Une telle position est une précaution à prendre, en sorte que, dans la perspective du programme de recherche auquel la position de l’anthropologie de la maladie pouvait conduire, à l’opposé de celle de l’anthropologie médicale et de l’ethnomédecine, l’idée de l’ancrage de la maladie dans l’univers des croyances, ce qui est la vocation de l’anthropologie sociale, n’occulte pas en réalité, dans la recherche, le statut et la fonction irréductibles des procédures de savoir et de savoir-faire, lesquelles, sans être identiques aux pratiques dans les hôpitaux modernes et contemporains, en sont au moins, par leur fonction et leur forme, analogues. Une telle position peut permettre à l’approche de l’anthropologie de la maladie de se renforcer d’une approche épistémologique, celle de se rendre compte que, dans l’histoire de la médecine, les médecines traditionnelles, malgré leur face magico-religieuse, n’incarnent pas, en fait, un axe de différences, mais plutôt un axe de variations des mêmes procédures médicales de soin.

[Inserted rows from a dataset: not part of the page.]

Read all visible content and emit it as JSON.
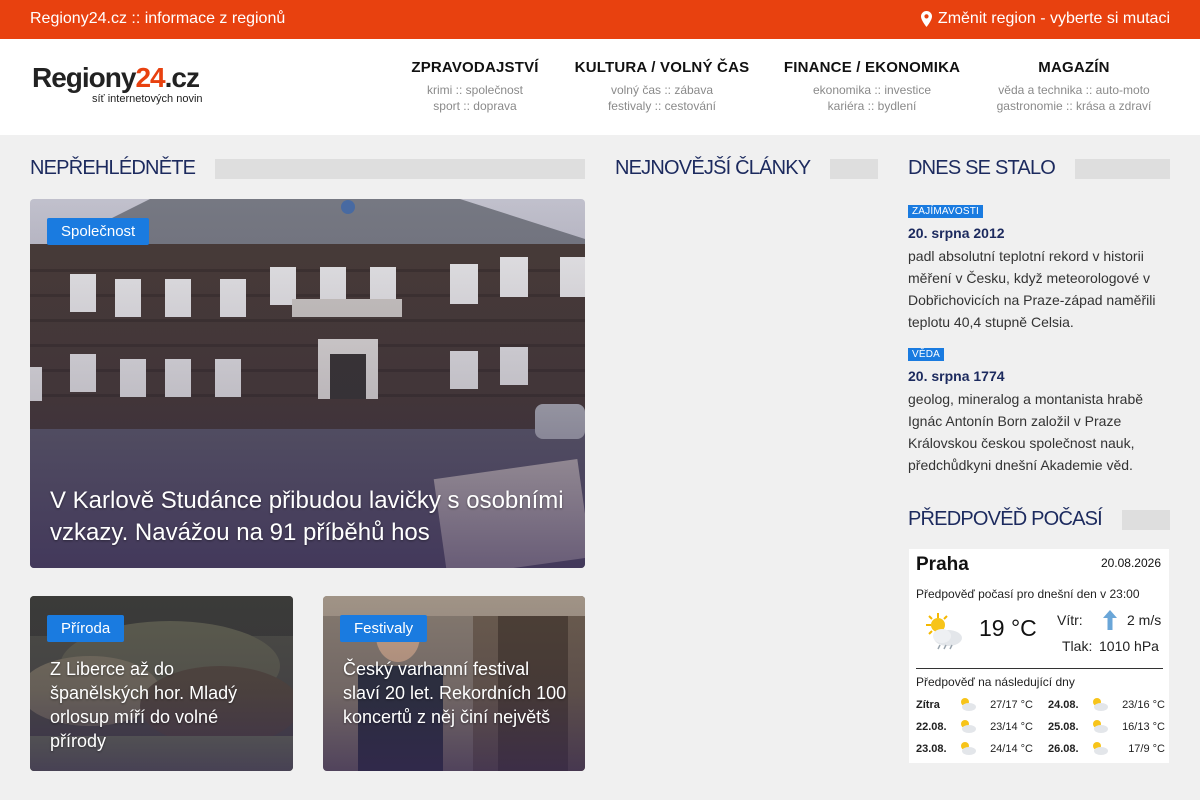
{
  "topbar": {
    "site_text": "Regiony24.cz :: informace z regionů",
    "region_text": "Změnit region - vyberte si mutaci"
  },
  "logo": {
    "word_main": "Regiony",
    "word_num": "24",
    "word_tld": ".cz",
    "tagline": "síť internetových novin"
  },
  "nav": [
    {
      "title": "ZPRAVODAJSTVÍ",
      "sub1": "krimi :: společnost",
      "sub2": "sport :: doprava"
    },
    {
      "title": "KULTURA / VOLNÝ ČAS",
      "sub1": "volný čas :: zábava",
      "sub2": "festivaly :: cestování"
    },
    {
      "title": "FINANCE / EKONOMIKA",
      "sub1": "ekonomika :: investice",
      "sub2": "kariéra :: bydlení"
    },
    {
      "title": "MAGAZÍN",
      "sub1": "věda a technika :: auto-moto",
      "sub2": "gastronomie :: krása a zdraví"
    }
  ],
  "sections": {
    "dont_miss": "NEPŘEHLÉDNĚTE",
    "latest": "NEJNOVĚJŠÍ ČLÁNKY",
    "today": "DNES SE STALO",
    "weather": "PŘEDPOVĚĎ POČASÍ"
  },
  "articles": [
    {
      "badge": "Společnost",
      "headline": "V Karlově Studánce přibudou lavičky s osobními vzkazy. Navážou na 91 příběhů hos"
    },
    {
      "badge": "Příroda",
      "headline": "Z Liberce až do španělských hor. Mladý orlosup míří do volné přírody"
    },
    {
      "badge": "Festivaly",
      "headline": "Český varhanní festival slaví 20 let. Rekordních 100 koncertů z něj činí největš"
    }
  ],
  "events": [
    {
      "tag": "ZAJÍMAVOSTI",
      "date": "20. srpna 2012",
      "text": "padl absolutní teplotní rekord v historii měření v Česku, když meteorologové v Dobřichovicích na Praze-západ naměřili teplotu 40,4 stupně Celsia."
    },
    {
      "tag": "VĚDA",
      "date": "20. srpna 1774",
      "text": "geolog, mineralog a montanista hrabě Ignác Antonín Born založil v Praze Královskou českou společnost nauk, předchůdkyni dnešní Akademie věd."
    }
  ],
  "weather": {
    "city": "Praha",
    "date": "20.08.2026",
    "forecast_label": "Předpověď počasí pro dnešní den v 23:00",
    "temp": "19 °C",
    "wind_label": "Vítr:",
    "wind_value": "2 m/s",
    "pressure_label": "Tlak:",
    "pressure_value": "1010 hPa",
    "next_label": "Předpověď na následující dny",
    "icon": "partly-cloudy-sun-icon",
    "days": [
      {
        "day": "Zítra",
        "temp": "27/17 °C"
      },
      {
        "day": "22.08.",
        "temp": "23/14 °C"
      },
      {
        "day": "23.08.",
        "temp": "24/14 °C"
      },
      {
        "day": "24.08.",
        "temp": "23/16 °C"
      },
      {
        "day": "25.08.",
        "temp": "16/13 °C"
      },
      {
        "day": "26.08.",
        "temp": "17/9 °C"
      }
    ]
  },
  "colors": {
    "topbar": "#e8410f",
    "accent_blue": "#1a7be0",
    "heading_navy": "#1c2a5e"
  }
}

Logique de cohérence faible et statut irréductible des démarches naturelles dans les médecines traditionnelles
En effet, si une telle position, à teneur épistémologique, paraît nécessaire, c’est parce qu’après avoir reproché à l’anthropologie médicale le great divide, l’anthropologie de la maladie peut avoir de la peine à faire en sorte que le présupposé, selon lequel les médecines traditionnelles sont un axe de différences, ne soit pas un autre modèle de dichotomie ethnocentrée, un « retour au grand partage » sous des formes implicites. Un retour au grand partage qui reviendrait à considérer que, dans les médecines traditionnelles en particulier, à l’opposé de la « biomédecine » (le secteur médical moderne, « tel que l’ont élaboré en Occident plusieurs siècles de rationalité scientifique, de constitution progressive, du regard clinique et des institutions hospitalières » (N. Sindzingre, 1983, p. 9), la représentation sociale de la maladie incarnerait un « axe de différences ».

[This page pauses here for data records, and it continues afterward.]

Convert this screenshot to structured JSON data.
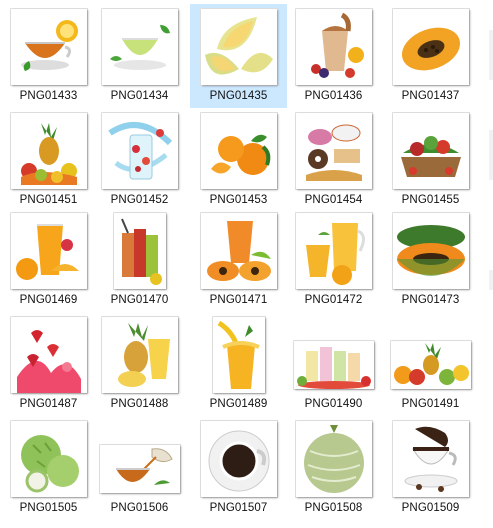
{
  "files": [
    {
      "name": "PNG01433",
      "icon": "tea-lemon-icon"
    },
    {
      "name": "PNG01434",
      "icon": "green-tea-icon"
    },
    {
      "name": "PNG01435",
      "icon": "melon-slices-icon",
      "selected": true
    },
    {
      "name": "PNG01436",
      "icon": "smoothie-splash-icon"
    },
    {
      "name": "PNG01437",
      "icon": "papaya-half-icon"
    },
    {
      "name": "PNG01451",
      "icon": "fruit-pile-icon"
    },
    {
      "name": "PNG01452",
      "icon": "splash-glass-icon"
    },
    {
      "name": "PNG01453",
      "icon": "oranges-icon"
    },
    {
      "name": "PNG01454",
      "icon": "desserts-icon"
    },
    {
      "name": "PNG01455",
      "icon": "vegetable-basket-icon"
    },
    {
      "name": "PNG01469",
      "icon": "orange-juice-icon"
    },
    {
      "name": "PNG01470",
      "icon": "juice-glasses-icon"
    },
    {
      "name": "PNG01471",
      "icon": "papaya-juice-icon"
    },
    {
      "name": "PNG01472",
      "icon": "juice-pitcher-icon"
    },
    {
      "name": "PNG01473",
      "icon": "papaya-halves-icon"
    },
    {
      "name": "PNG01487",
      "icon": "strawberry-splash-icon"
    },
    {
      "name": "PNG01488",
      "icon": "pineapple-juice-icon"
    },
    {
      "name": "PNG01489",
      "icon": "pineapple-splash-icon"
    },
    {
      "name": "PNG01490",
      "icon": "smoothie-row-icon"
    },
    {
      "name": "PNG01491",
      "icon": "tropical-fruits-icon"
    },
    {
      "name": "PNG01505",
      "icon": "custard-apple-icon"
    },
    {
      "name": "PNG01506",
      "icon": "teapot-pour-icon"
    },
    {
      "name": "PNG01507",
      "icon": "coffee-cup-icon"
    },
    {
      "name": "PNG01508",
      "icon": "cantaloupe-icon"
    },
    {
      "name": "PNG01509",
      "icon": "coffee-splash-icon"
    }
  ]
}
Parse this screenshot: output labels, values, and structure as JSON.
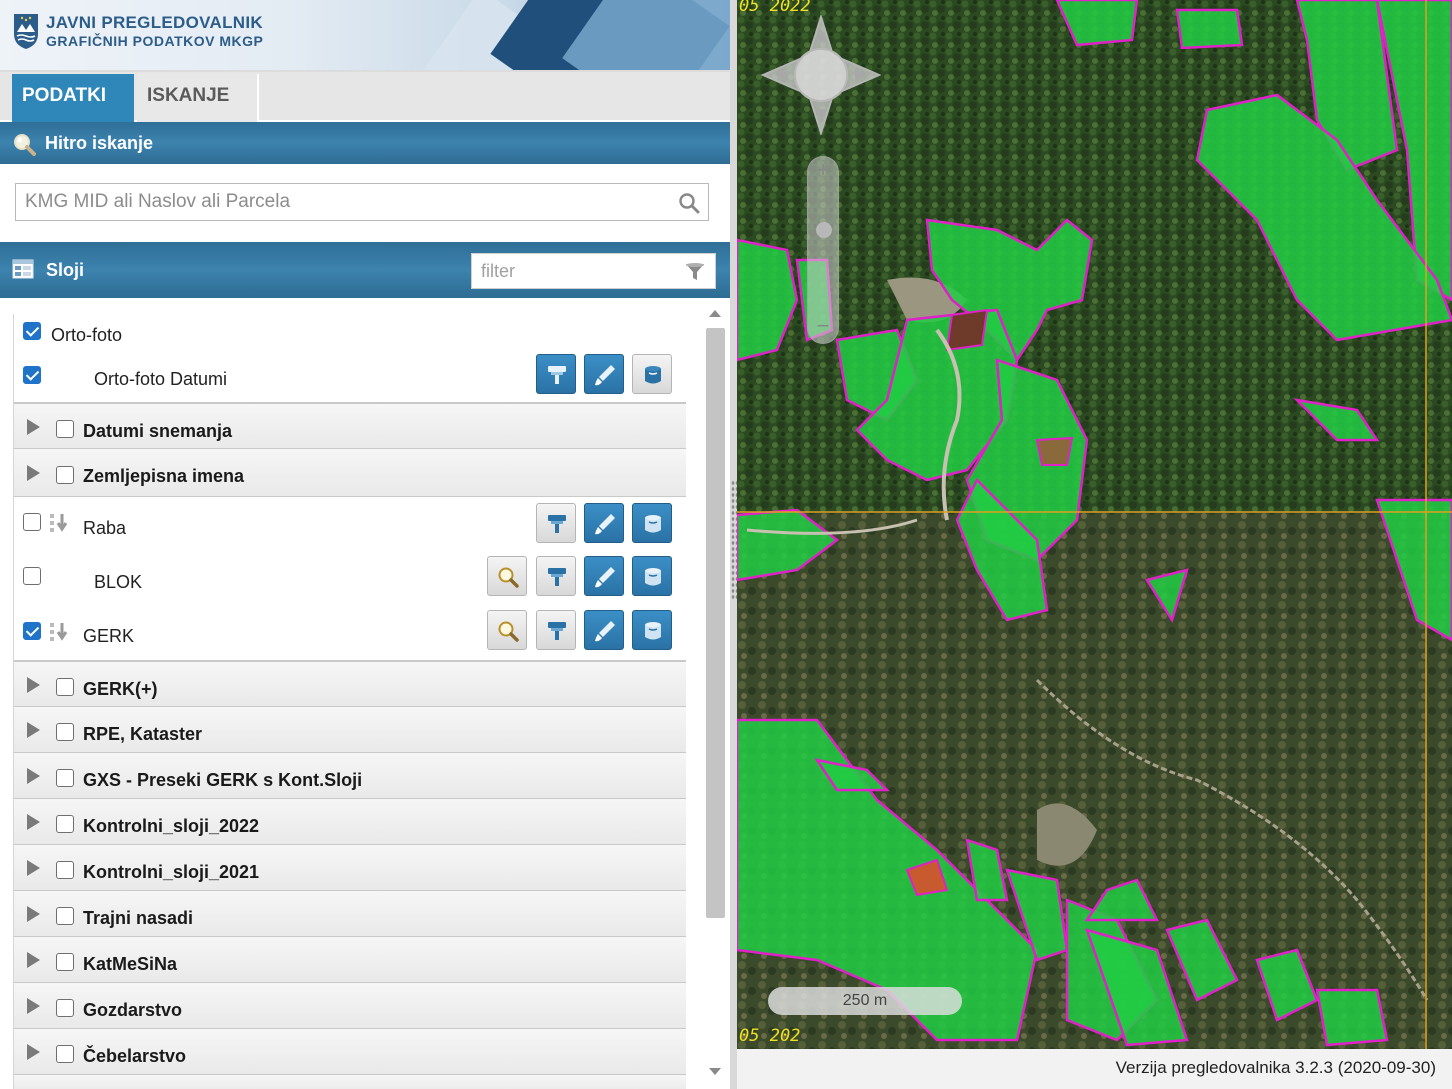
{
  "banner": {
    "line1": "JAVNI PREGLEDOVALNIK",
    "line2": "GRAFIČNIH PODATKOV MKGP"
  },
  "tabs": [
    {
      "label": "PODATKI",
      "active": true
    },
    {
      "label": "ISKANJE",
      "active": false
    }
  ],
  "quick_search": {
    "title": "Hitro iskanje",
    "placeholder": "KMG MID ali Naslov ali Parcela",
    "value": ""
  },
  "layers_panel": {
    "title": "Sloji",
    "filter_placeholder": "filter"
  },
  "layers": [
    {
      "label": "Orto-foto",
      "checked": true,
      "type": "item"
    },
    {
      "label": "Orto-foto Datumi",
      "checked": true,
      "type": "item",
      "buttons": [
        "style",
        "edit",
        "export"
      ]
    },
    {
      "label": "Datumi snemanja",
      "checked": false,
      "type": "group"
    },
    {
      "label": "Zemljepisna imena",
      "checked": false,
      "type": "group"
    },
    {
      "label": "Raba",
      "checked": false,
      "type": "item",
      "buttons": [
        "style",
        "edit",
        "export"
      ]
    },
    {
      "label": "BLOK",
      "checked": false,
      "type": "item",
      "buttons": [
        "zoom",
        "style",
        "edit",
        "export"
      ]
    },
    {
      "label": "GERK",
      "checked": true,
      "type": "item",
      "buttons": [
        "zoom",
        "style",
        "edit",
        "export"
      ]
    },
    {
      "label": "GERK(+)",
      "checked": false,
      "type": "group"
    },
    {
      "label": "RPE, Kataster",
      "checked": false,
      "type": "group"
    },
    {
      "label": "GXS - Preseki GERK s Kont.Sloji",
      "checked": false,
      "type": "group"
    },
    {
      "label": "Kontrolni_sloji_2022",
      "checked": false,
      "type": "group"
    },
    {
      "label": "Kontrolni_sloji_2021",
      "checked": false,
      "type": "group"
    },
    {
      "label": "Trajni nasadi",
      "checked": false,
      "type": "group"
    },
    {
      "label": "KatMeSiNa",
      "checked": false,
      "type": "group"
    },
    {
      "label": "Gozdarstvo",
      "checked": false,
      "type": "group"
    },
    {
      "label": "Čebelarstvo",
      "checked": false,
      "type": "group"
    }
  ],
  "map": {
    "date_top": "05 2022",
    "date_bottom": "05 202",
    "scale_label": "250 m",
    "version": "Verzija pregledovalnika 3.2.3 (2020-09-30)"
  },
  "colors": {
    "accent": "#2f86b8",
    "header": "#2f6f98",
    "parcel_fill": "#22cc44",
    "parcel_border": "#e020c8",
    "gridline": "#e0a020"
  }
}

On peut éprouver la validité d’une telle position à teneur épistémologique à partir d’une lecture plus attentive des données ethnographiques sur les médecines traditionnelles. Mais sa consistance théorique peut être négociée, d’abord, à la lumière d’une relecture de l’analyse qu’a fait M. Augé (1986) du rapport entre la logique des différences, la logique des références et la logique de l’évènement ou chrono-logique.
Il est vrai que M. Augé (1986, p. 85) a retenu que « Nicole Sindzingre (1983) a bien montré comment en milieu senufo la logique du diagnostic et celle de la thérapie, sans être contradictoires, ne s’impliquent pas nécessairement ». Mais, on peut retenir, également, contre l’idée d’un axe de différences des médecines traditionnelles, qu’on trouve dans les travaux de N. Sindzingre, la position de M. Augé (1994, p. 42-43) selon laquelle le « caractère social, sous ses différentes modalités, reste le paradoxe fondamental de la maladie dans toutes les sociétés ; et, si l’on tenait à l’appeler « magique », il faudrait dire alors que la tâche de l’anthropologie de la maladie est moins de faire la distinction, à l’intérieur des sociétés primitives, entre magie et empirisme, que de reconnaître, dans n’importe quelle société et indépendamment du degré d’efficacité objective de sa médecine, la part magique (sociale) de toute maladie ». C’est à juste titre qu’Augé (1994, p. 59) prend acte de l’idée de Françoise Héritier (1979), selon laquelle les rapports mis en évidence, à partir de l’étude du cas samo, semblent constitutifs d’une logique de « l’identique et du différent », « présente, selon des modalités variables, dans toutes les cultures ». S’il est important de mettre en exergue la spécificité de cette position d’Augé, c’est parce qu’elle paraît correspondre à un accent mis, non pas véritablement sur l’axe de différences des médecines traditionnelles, mais plutôt sur ce qu’il m’a paru plus convenable d’appeler les traits de leur variation contextuelle. Il s’agit là d’un présupposé épistémologique, celle de l’historicité des choses, lequel se justifie de la signification contextuelle des savoirs, de leur contenu et de leur forme.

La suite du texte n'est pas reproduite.